BOB GARFIELD: This is On the Media. I'm Bob Garfield. For years, we've been reporting on the great firewall of China, the digital security apparatus that eavesdrops on and sometimes blocks online chatter. And we've long known a handful of the search terms that have been targeted by government censors, Falun Gong, for example, Tiananmen Square. Now we’re getting even more insight into what words get flagged, thanks to computer science graduate student Jeffrey Knockel who, using one word on the Chinese version of Skype, known as TOM Skype, has been able to divine thousands of words and phrases that get Skype chat users put under surveillance.
JEFFREY KNOCKEL: Well, it was the F word.
[BOB LAUGHS]
I don’t know if I’m allowed to say it on –
BOB GARFIELD: [LAUGHS] It was the F word. So how did you do it?
JEFFREY KNOCKEL: We knew that the F word was triggering surveillance based on some previous work, so what we did was we redirected TOM Skype. Instead of downloading the list of encrypted words from TOM servers, we had a download list of encrypted words that we gave it. So we initially started out with just the regular list of encrypted words that it would have gotten anyways, and then we used a technique called binary search where you divide the list in half repeatedly. So what we would do is we would delete say the first half of the list. If this word was still triggering surveillance after we deleted the first half of the list, then we knew it was on the second half. We can repeat this process until we know exactly which line on the list corresponds to the F word.

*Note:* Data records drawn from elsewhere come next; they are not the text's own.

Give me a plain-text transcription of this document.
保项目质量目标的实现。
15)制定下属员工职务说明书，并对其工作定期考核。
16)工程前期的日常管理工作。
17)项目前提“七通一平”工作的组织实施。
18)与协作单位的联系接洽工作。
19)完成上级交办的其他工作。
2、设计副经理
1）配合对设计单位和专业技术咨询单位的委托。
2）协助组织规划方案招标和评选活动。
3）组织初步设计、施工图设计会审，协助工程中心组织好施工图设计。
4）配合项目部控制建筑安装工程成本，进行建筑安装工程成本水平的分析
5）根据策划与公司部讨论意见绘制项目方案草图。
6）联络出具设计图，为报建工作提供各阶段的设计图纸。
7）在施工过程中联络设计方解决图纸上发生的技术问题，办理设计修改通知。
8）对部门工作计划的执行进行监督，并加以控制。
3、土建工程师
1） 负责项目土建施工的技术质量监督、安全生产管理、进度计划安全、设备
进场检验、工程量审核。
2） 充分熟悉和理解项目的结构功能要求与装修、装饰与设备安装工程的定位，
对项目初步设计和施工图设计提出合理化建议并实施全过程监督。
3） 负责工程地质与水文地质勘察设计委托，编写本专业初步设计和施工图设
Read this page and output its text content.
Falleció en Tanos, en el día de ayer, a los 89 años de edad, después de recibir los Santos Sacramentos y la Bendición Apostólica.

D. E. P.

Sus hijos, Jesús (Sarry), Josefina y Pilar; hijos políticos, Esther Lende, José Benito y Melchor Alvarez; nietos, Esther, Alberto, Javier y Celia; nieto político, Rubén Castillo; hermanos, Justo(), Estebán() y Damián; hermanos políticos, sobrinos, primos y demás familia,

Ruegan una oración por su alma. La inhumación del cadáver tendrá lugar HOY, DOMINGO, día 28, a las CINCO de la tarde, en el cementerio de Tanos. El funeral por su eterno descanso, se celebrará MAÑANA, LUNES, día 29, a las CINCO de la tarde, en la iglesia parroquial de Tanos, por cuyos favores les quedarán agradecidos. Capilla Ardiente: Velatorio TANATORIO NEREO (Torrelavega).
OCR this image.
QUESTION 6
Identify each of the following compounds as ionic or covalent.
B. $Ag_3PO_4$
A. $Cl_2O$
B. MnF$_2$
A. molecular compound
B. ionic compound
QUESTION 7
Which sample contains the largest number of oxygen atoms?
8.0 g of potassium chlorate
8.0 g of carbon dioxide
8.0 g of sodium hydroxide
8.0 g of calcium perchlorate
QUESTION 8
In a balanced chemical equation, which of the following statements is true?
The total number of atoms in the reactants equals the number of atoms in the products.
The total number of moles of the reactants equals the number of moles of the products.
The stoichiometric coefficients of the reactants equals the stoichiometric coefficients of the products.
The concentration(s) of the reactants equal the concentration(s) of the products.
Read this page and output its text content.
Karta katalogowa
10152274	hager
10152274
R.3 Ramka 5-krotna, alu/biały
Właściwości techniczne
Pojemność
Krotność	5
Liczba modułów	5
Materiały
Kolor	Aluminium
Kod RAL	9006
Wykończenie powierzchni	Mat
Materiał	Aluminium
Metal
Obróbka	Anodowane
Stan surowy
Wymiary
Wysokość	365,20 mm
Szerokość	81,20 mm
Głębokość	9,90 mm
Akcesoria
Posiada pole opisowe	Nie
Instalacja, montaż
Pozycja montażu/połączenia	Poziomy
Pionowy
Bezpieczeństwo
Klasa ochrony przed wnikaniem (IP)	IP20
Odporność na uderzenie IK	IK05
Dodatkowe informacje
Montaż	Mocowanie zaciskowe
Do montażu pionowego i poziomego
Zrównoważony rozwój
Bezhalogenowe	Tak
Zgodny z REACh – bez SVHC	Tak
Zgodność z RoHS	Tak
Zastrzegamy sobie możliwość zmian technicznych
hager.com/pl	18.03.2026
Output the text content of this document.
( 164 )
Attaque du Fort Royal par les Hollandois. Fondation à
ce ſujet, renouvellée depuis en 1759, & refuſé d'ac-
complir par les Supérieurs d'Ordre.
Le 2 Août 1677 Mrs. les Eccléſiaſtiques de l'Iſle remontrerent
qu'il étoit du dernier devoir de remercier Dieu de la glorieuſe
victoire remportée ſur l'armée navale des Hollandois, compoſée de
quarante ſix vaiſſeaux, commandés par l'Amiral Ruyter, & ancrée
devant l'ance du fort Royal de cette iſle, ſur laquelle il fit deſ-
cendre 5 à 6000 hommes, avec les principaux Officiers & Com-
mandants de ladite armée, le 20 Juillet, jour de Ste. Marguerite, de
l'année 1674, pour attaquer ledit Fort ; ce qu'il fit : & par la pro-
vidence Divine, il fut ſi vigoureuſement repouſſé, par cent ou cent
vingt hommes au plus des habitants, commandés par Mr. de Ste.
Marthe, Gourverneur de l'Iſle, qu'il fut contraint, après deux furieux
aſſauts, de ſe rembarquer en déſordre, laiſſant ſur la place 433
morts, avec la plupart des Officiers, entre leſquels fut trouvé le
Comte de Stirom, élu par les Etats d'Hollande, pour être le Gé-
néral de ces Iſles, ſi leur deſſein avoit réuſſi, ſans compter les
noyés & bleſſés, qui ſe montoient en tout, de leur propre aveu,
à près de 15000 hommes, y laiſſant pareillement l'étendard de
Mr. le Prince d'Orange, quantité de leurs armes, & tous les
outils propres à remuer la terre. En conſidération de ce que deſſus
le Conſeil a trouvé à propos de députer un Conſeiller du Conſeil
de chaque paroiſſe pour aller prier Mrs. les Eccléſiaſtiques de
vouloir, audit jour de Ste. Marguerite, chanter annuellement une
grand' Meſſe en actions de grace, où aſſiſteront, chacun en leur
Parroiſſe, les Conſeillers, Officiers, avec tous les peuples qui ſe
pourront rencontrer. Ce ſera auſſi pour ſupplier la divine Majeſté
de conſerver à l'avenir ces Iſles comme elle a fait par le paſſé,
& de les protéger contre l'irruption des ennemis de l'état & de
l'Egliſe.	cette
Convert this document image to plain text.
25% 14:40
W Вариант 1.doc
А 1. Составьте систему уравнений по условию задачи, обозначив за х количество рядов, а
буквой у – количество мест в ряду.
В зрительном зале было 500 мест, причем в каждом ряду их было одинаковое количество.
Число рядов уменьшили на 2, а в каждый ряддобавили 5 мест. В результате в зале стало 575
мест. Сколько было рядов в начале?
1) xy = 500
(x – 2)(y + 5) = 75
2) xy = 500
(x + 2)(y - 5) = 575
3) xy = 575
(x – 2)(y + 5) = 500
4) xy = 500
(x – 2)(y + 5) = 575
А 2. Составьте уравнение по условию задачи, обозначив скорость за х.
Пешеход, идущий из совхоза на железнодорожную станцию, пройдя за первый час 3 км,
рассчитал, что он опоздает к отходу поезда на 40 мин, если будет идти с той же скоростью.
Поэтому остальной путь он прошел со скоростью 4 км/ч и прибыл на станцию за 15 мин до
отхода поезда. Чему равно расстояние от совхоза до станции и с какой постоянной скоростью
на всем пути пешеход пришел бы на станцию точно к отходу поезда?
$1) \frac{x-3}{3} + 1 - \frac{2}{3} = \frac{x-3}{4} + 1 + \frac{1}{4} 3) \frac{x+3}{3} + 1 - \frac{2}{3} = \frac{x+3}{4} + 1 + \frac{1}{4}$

BOB GARFIELD: And before long, you had come up with such subversive terminology as “Human Rights Watch,” “Reporters Without Borders,” “BBC News.” But then there were others that seemed to be less about political threats than kind of moral turpitude issues like “kinky cinema” and “hired killer,” “two girls, one cup” and a bunch of other swearwords, in addition to the big F.
JEFFREY KNOCKEL: “Two girls, one cup” is one of the more surprising key words that we found on there. If our audience isn’t aware, this refers to an obscene sexual video that made its rounds on the Internet a couple of years ago.
BOB GARFIELD: Now, you know that this flagging system is built in to TOM Skype. Do you know for certain that TOM Skype turns this information over to the state or to the party?
JEFFREY KNOCKEL: We don't know what they do with this information after they get it. All we see is the information being sent to TOM servers. They could be a lot more transparent. One problem is that if say I’m using Skype and I’m talking to another person using TOM Skype, the text messages that I’m sending them are still being surveilled just by virtue that they’re all going in and out of the person's TOM Skype client that I’m talking to. There’s no indication that – no warning their messages may be under surveillance.
BOB GARFIELD: Well Jeff, thank you very much.
JEFFREY KNOCKEL: Thank you.
BOB GARFIELD: Jeffrey Knockel is a graduate student in computer science at the University of New Mexico.